Cook County Sheriff’s Office

Joseph Hazley — the recently convicted pimp who, the feds say, was responsible for the murder of a 16-year-old girl in 2016 — has fired his defense lawyers less than a week after they asked to no longer represent him, a new court filing shows.

Hazley’s two attorneys said in a Friday filing that Hazley terminated them ahead of an appeal that he plans to file.

The attorneys said that Hazley wrote a letter on Tuesday notifying the court that he planned to appeal his 32-year prison sentence “due to ineffective assistance of counsel.”

Hazley’s firing of the lawyers — Raymond Wigell and Huma Rashid — came less than a week after the two filed a motion to withdraw as counsel.

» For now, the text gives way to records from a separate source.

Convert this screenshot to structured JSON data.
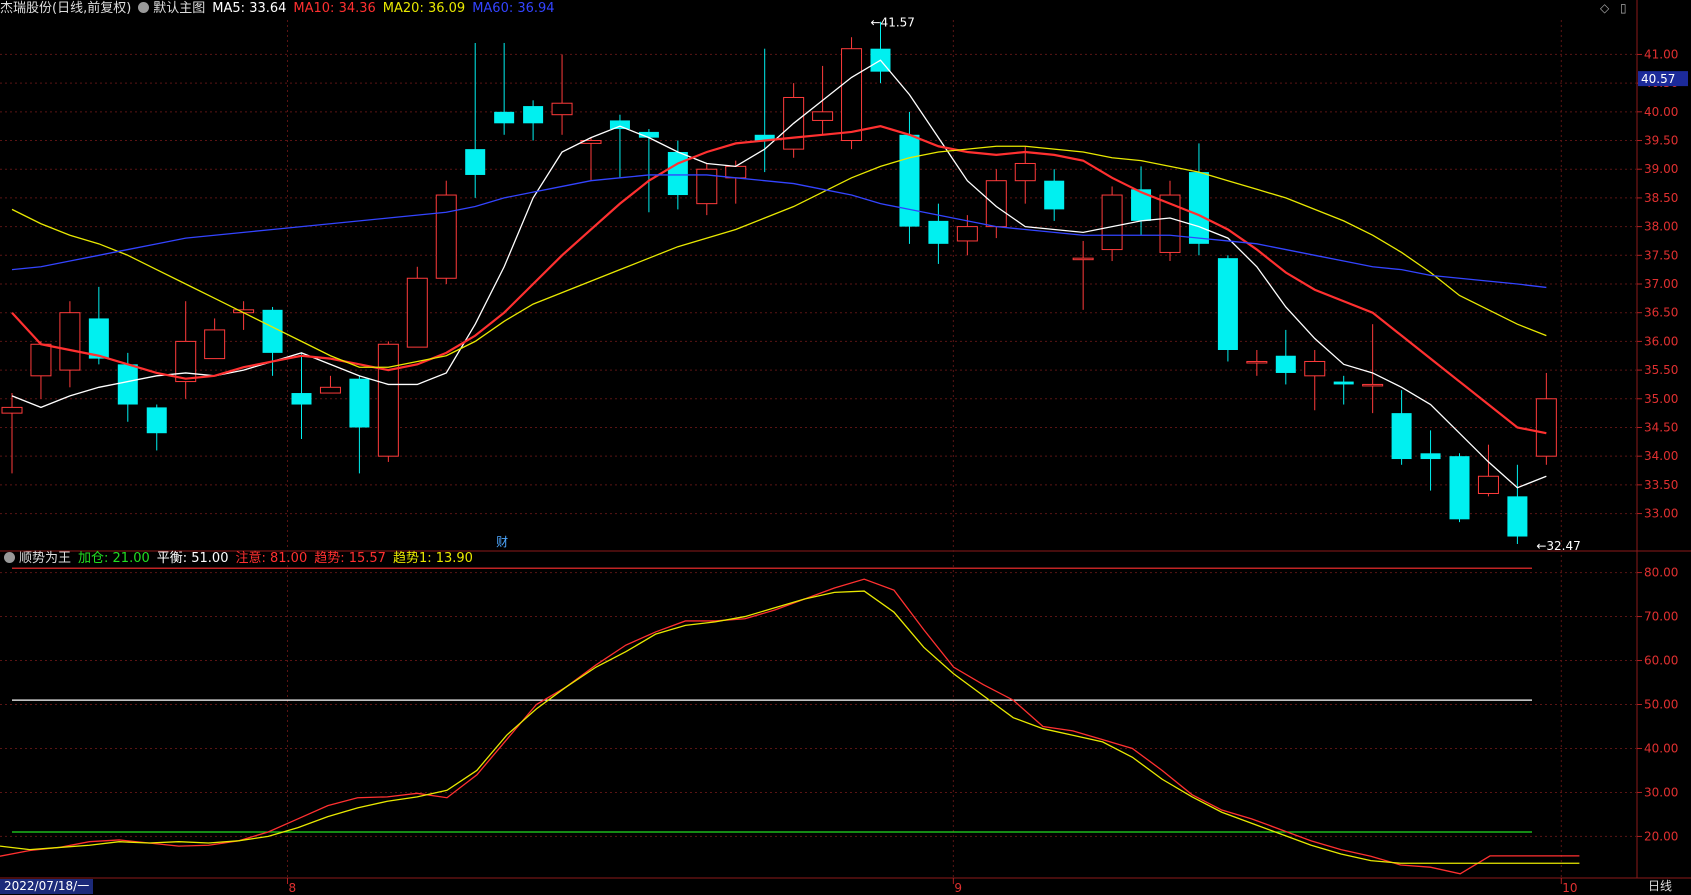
{
  "header": {
    "stock": "杰瑞股份(日线,前复权)",
    "main_chart_label": "默认主图",
    "ma": [
      {
        "label": "MA5: 33.64",
        "color": "#ffffff"
      },
      {
        "label": "MA10: 34.36",
        "color": "#ff3030"
      },
      {
        "label": "MA20: 36.09",
        "color": "#e8e800"
      },
      {
        "label": "MA60: 36.94",
        "color": "#3344ff"
      }
    ]
  },
  "indicator": {
    "name": "顺势为王",
    "items": [
      {
        "label": "加仓: 21.00",
        "color": "#22dd22"
      },
      {
        "label": "平衡: 51.00",
        "color": "#ffffff"
      },
      {
        "label": "注意: 81.00",
        "color": "#ff3030"
      },
      {
        "label": "趋势: 15.57",
        "color": "#ff3030"
      },
      {
        "label": "趋势1: 13.90",
        "color": "#e8e800"
      }
    ]
  },
  "footer": {
    "date": "2022/07/18/一",
    "period": "日线",
    "month_ticks": [
      {
        "index": 10,
        "label": "8"
      },
      {
        "index": 33,
        "label": "9"
      },
      {
        "index": 54,
        "label": "10"
      }
    ]
  },
  "chart_data": [
    {
      "type": "candlestick",
      "title": "杰瑞股份(日线,前复权)",
      "y_ticks": [
        "33.00",
        "33.50",
        "34.00",
        "34.50",
        "35.00",
        "35.50",
        "36.00",
        "36.50",
        "37.00",
        "37.50",
        "38.00",
        "38.50",
        "39.00",
        "39.50",
        "40.00",
        "40.50",
        "41.00"
      ],
      "ylim": [
        32.4,
        41.6
      ],
      "current_price": "40.57",
      "annotations": [
        {
          "label": "41.57",
          "index": 30,
          "price": 41.57
        },
        {
          "label": "32.47",
          "index": 53,
          "price": 32.47
        }
      ],
      "event_marker": {
        "label": "财",
        "index": 17
      },
      "candles": [
        {
          "o": 34.75,
          "c": 34.85,
          "h": 35.1,
          "l": 33.7
        },
        {
          "o": 35.4,
          "c": 35.95,
          "h": 36.0,
          "l": 35.0
        },
        {
          "o": 35.5,
          "c": 36.5,
          "h": 36.7,
          "l": 35.2
        },
        {
          "o": 36.4,
          "c": 35.7,
          "h": 36.95,
          "l": 35.6
        },
        {
          "o": 35.6,
          "c": 34.9,
          "h": 35.8,
          "l": 34.6
        },
        {
          "o": 34.85,
          "c": 34.4,
          "h": 34.9,
          "l": 34.1
        },
        {
          "o": 35.3,
          "c": 36.0,
          "h": 36.7,
          "l": 35.0
        },
        {
          "o": 35.7,
          "c": 36.2,
          "h": 36.4,
          "l": 35.7
        },
        {
          "o": 36.5,
          "c": 36.55,
          "h": 36.7,
          "l": 36.2
        },
        {
          "o": 36.55,
          "c": 35.8,
          "h": 36.6,
          "l": 35.4
        },
        {
          "o": 35.1,
          "c": 34.9,
          "h": 35.8,
          "l": 34.3
        },
        {
          "o": 35.1,
          "c": 35.2,
          "h": 35.4,
          "l": 35.1
        },
        {
          "o": 35.35,
          "c": 34.5,
          "h": 35.4,
          "l": 33.7
        },
        {
          "o": 34.0,
          "c": 35.95,
          "h": 36.0,
          "l": 33.9
        },
        {
          "o": 35.9,
          "c": 37.1,
          "h": 37.3,
          "l": 35.9
        },
        {
          "o": 37.1,
          "c": 38.55,
          "h": 38.8,
          "l": 37.0
        },
        {
          "o": 39.35,
          "c": 38.9,
          "h": 41.2,
          "l": 38.5
        },
        {
          "o": 40.0,
          "c": 39.8,
          "h": 41.2,
          "l": 39.6
        },
        {
          "o": 40.1,
          "c": 39.8,
          "h": 40.2,
          "l": 39.5
        },
        {
          "o": 39.95,
          "c": 40.15,
          "h": 41.0,
          "l": 39.6
        },
        {
          "o": 39.45,
          "c": 39.5,
          "h": 39.55,
          "l": 38.8
        },
        {
          "o": 39.85,
          "c": 39.7,
          "h": 39.95,
          "l": 38.85
        },
        {
          "o": 39.65,
          "c": 39.55,
          "h": 39.7,
          "l": 38.25
        },
        {
          "o": 39.3,
          "c": 38.55,
          "h": 39.5,
          "l": 38.3
        },
        {
          "o": 38.4,
          "c": 39.0,
          "h": 39.1,
          "l": 38.2
        },
        {
          "o": 38.85,
          "c": 39.05,
          "h": 39.15,
          "l": 38.4
        },
        {
          "o": 39.6,
          "c": 39.5,
          "h": 41.1,
          "l": 38.95
        },
        {
          "o": 39.35,
          "c": 40.25,
          "h": 40.5,
          "l": 39.2
        },
        {
          "o": 39.85,
          "c": 40.0,
          "h": 40.8,
          "l": 39.6
        },
        {
          "o": 39.5,
          "c": 41.1,
          "h": 41.3,
          "l": 39.35
        },
        {
          "o": 41.1,
          "c": 40.7,
          "h": 41.57,
          "l": 40.5
        },
        {
          "o": 39.6,
          "c": 38.0,
          "h": 40.0,
          "l": 37.7
        },
        {
          "o": 38.1,
          "c": 37.7,
          "h": 38.4,
          "l": 37.35
        },
        {
          "o": 37.75,
          "c": 38.0,
          "h": 38.2,
          "l": 37.5
        },
        {
          "o": 38.0,
          "c": 38.8,
          "h": 39.0,
          "l": 37.8
        },
        {
          "o": 38.8,
          "c": 39.1,
          "h": 39.4,
          "l": 38.4
        },
        {
          "o": 38.8,
          "c": 38.3,
          "h": 39.0,
          "l": 38.1
        },
        {
          "o": 37.45,
          "c": 37.45,
          "h": 37.75,
          "l": 36.55
        },
        {
          "o": 37.6,
          "c": 38.55,
          "h": 38.7,
          "l": 37.4
        },
        {
          "o": 38.65,
          "c": 38.1,
          "h": 39.05,
          "l": 37.85
        },
        {
          "o": 37.55,
          "c": 38.55,
          "h": 38.8,
          "l": 37.4
        },
        {
          "o": 38.95,
          "c": 37.7,
          "h": 39.45,
          "l": 37.5
        },
        {
          "o": 37.45,
          "c": 35.85,
          "h": 37.5,
          "l": 35.65
        },
        {
          "o": 35.65,
          "c": 35.65,
          "h": 35.85,
          "l": 35.4
        },
        {
          "o": 35.75,
          "c": 35.45,
          "h": 36.2,
          "l": 35.25
        },
        {
          "o": 35.4,
          "c": 35.65,
          "h": 35.85,
          "l": 34.8
        },
        {
          "o": 35.3,
          "c": 35.25,
          "h": 35.4,
          "l": 34.9
        },
        {
          "o": 35.25,
          "c": 35.25,
          "h": 36.3,
          "l": 34.75
        },
        {
          "o": 34.75,
          "c": 33.95,
          "h": 35.15,
          "l": 33.85
        },
        {
          "o": 34.05,
          "c": 33.95,
          "h": 34.45,
          "l": 33.4
        },
        {
          "o": 34.0,
          "c": 32.9,
          "h": 34.05,
          "l": 32.85
        },
        {
          "o": 33.35,
          "c": 33.65,
          "h": 34.2,
          "l": 33.3
        },
        {
          "o": 33.3,
          "c": 32.6,
          "h": 33.85,
          "l": 32.47
        },
        {
          "o": 34.0,
          "c": 35.0,
          "h": 35.45,
          "l": 33.85
        }
      ],
      "series": [
        {
          "name": "MA5",
          "color": "#ffffff",
          "values": [
            35.05,
            34.85,
            35.05,
            35.2,
            35.3,
            35.4,
            35.45,
            35.4,
            35.5,
            35.65,
            35.8,
            35.6,
            35.4,
            35.25,
            35.25,
            35.45,
            36.3,
            37.3,
            38.5,
            39.3,
            39.55,
            39.75,
            39.55,
            39.3,
            39.1,
            39.05,
            39.35,
            39.8,
            40.2,
            40.6,
            40.9,
            40.3,
            39.55,
            38.8,
            38.35,
            38.0,
            37.95,
            37.9,
            38.0,
            38.1,
            38.15,
            38.0,
            37.8,
            37.3,
            36.6,
            36.05,
            35.6,
            35.45,
            35.2,
            34.9,
            34.4,
            33.9,
            33.45,
            33.65
          ]
        },
        {
          "name": "MA10",
          "color": "#ff3030",
          "values": [
            36.5,
            35.95,
            35.85,
            35.75,
            35.6,
            35.45,
            35.35,
            35.4,
            35.55,
            35.65,
            35.75,
            35.7,
            35.6,
            35.5,
            35.6,
            35.8,
            36.1,
            36.5,
            37.0,
            37.5,
            37.95,
            38.4,
            38.8,
            39.1,
            39.3,
            39.45,
            39.5,
            39.55,
            39.6,
            39.65,
            39.75,
            39.6,
            39.4,
            39.3,
            39.25,
            39.3,
            39.25,
            39.15,
            38.85,
            38.6,
            38.4,
            38.2,
            37.95,
            37.6,
            37.2,
            36.9,
            36.7,
            36.5,
            36.1,
            35.7,
            35.3,
            34.9,
            34.5,
            34.4
          ]
        },
        {
          "name": "MA20",
          "color": "#e8e800",
          "values": [
            38.3,
            38.05,
            37.85,
            37.7,
            37.5,
            37.25,
            37.0,
            36.75,
            36.5,
            36.25,
            36.0,
            35.75,
            35.55,
            35.55,
            35.65,
            35.75,
            36.0,
            36.35,
            36.65,
            36.85,
            37.05,
            37.25,
            37.45,
            37.65,
            37.8,
            37.95,
            38.15,
            38.35,
            38.6,
            38.85,
            39.05,
            39.2,
            39.3,
            39.35,
            39.4,
            39.4,
            39.35,
            39.3,
            39.2,
            39.15,
            39.05,
            38.95,
            38.8,
            38.65,
            38.5,
            38.3,
            38.1,
            37.85,
            37.55,
            37.2,
            36.8,
            36.55,
            36.3,
            36.1
          ]
        },
        {
          "name": "MA60",
          "color": "#3344ff",
          "values": [
            37.25,
            37.3,
            37.4,
            37.5,
            37.6,
            37.7,
            37.8,
            37.85,
            37.9,
            37.95,
            38.0,
            38.05,
            38.1,
            38.15,
            38.2,
            38.25,
            38.35,
            38.5,
            38.6,
            38.7,
            38.8,
            38.85,
            38.9,
            38.9,
            38.9,
            38.85,
            38.8,
            38.75,
            38.65,
            38.55,
            38.4,
            38.3,
            38.2,
            38.1,
            38.0,
            37.95,
            37.9,
            37.85,
            37.85,
            37.85,
            37.85,
            37.8,
            37.75,
            37.7,
            37.6,
            37.5,
            37.4,
            37.3,
            37.25,
            37.15,
            37.1,
            37.05,
            37.0,
            36.94
          ]
        }
      ]
    },
    {
      "type": "line",
      "title": "顺势为王",
      "y_ticks": [
        "20.00",
        "30.00",
        "40.00",
        "50.00",
        "60.00",
        "70.00",
        "80.00"
      ],
      "ylim": [
        11,
        84
      ],
      "h_lines": [
        {
          "name": "加仓",
          "value": 21,
          "color": "#22dd22"
        },
        {
          "name": "平衡",
          "value": 51,
          "color": "#ffffff"
        },
        {
          "name": "注意",
          "value": 81,
          "color": "#ff3030"
        }
      ],
      "series": [
        {
          "name": "趋势",
          "color": "#ff3030",
          "values": [
            15.5,
            16.8,
            17.5,
            18.8,
            19.2,
            18.5,
            17.8,
            18.0,
            19.0,
            21.0,
            24.0,
            27.0,
            28.8,
            29.0,
            29.8,
            28.8,
            34.0,
            42.0,
            50.0,
            54.0,
            59.0,
            63.5,
            66.5,
            69.0,
            69.0,
            69.5,
            71.5,
            74.0,
            76.5,
            78.5,
            76.0,
            67.0,
            58.5,
            54.5,
            51.0,
            45.0,
            44.0,
            42.0,
            40.0,
            35.0,
            29.5,
            26.0,
            24.0,
            21.5,
            19.0,
            17.0,
            15.5,
            13.5,
            13.0,
            11.5,
            15.57,
            15.57,
            15.57,
            15.57
          ]
        },
        {
          "name": "趋势1",
          "color": "#e8e800",
          "values": [
            17.8,
            17.0,
            17.5,
            18.0,
            18.8,
            18.5,
            18.8,
            18.5,
            19.0,
            20.0,
            22.0,
            24.5,
            26.5,
            28.0,
            29.0,
            30.5,
            35.0,
            43.0,
            49.0,
            54.0,
            58.5,
            62.0,
            66.0,
            68.0,
            68.8,
            70.0,
            72.0,
            74.0,
            75.5,
            75.8,
            71.0,
            63.0,
            57.0,
            52.0,
            47.0,
            44.5,
            43.0,
            41.5,
            38.0,
            33.0,
            29.0,
            25.5,
            23.0,
            20.5,
            18.0,
            16.0,
            14.5,
            13.9,
            13.9,
            13.9,
            13.9,
            13.9,
            13.9,
            13.9
          ]
        }
      ]
    }
  ]
}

Without offering specifics, Wigell and Rashid said there are “professional reasons that are privileged between Hazley and Wigell and Rashid that prevent Wigell and Rashid from continuing to represent Hazley, who intends to appeal this matter to the Seventh Circuit [Court of Appeals].”

U.S. District Judge Sharon Johnson Coleman has yet to rule on the motion to withdraw.

A copy of Hazley’s letter was not publicly available Friday, and Wigell and Rashid did not respond to a request for comment.

A jury found Hazley, 35, guilty of six counts of sex trafficking following a weeklong trial earlier this year.

Desiree Robinson in 2016

Desiree Robinson

Provided photo

Prosecutors said Hazley was the pimp who marketed 16-year-old Desiree Robinson for sex on the now-shuttered Backpage.com. Robinson was murdered by a john in a garage in south suburban Markham on Christmas Eve 2016 as Hazley slept in a car nearby, authorities allege.

During his sentencing hearing, Hazley — who has four children — maintained his innocence, claimed that testimony presented against him at trial was false and asked for leniency.

“Judge, I never had any type of control over what happened to Desiree,” he said.

The man charged with murder in Robinson’s death, Antonio Rosales, remains held without bail at the Cook County Jail. His next court hearing is scheduled for next week in Markham.

Charles McFee, who essentially sold Robinson to Hazley, was sentenced to seven years in prison earlier this month after pleading guilty to a single count of sex trafficking.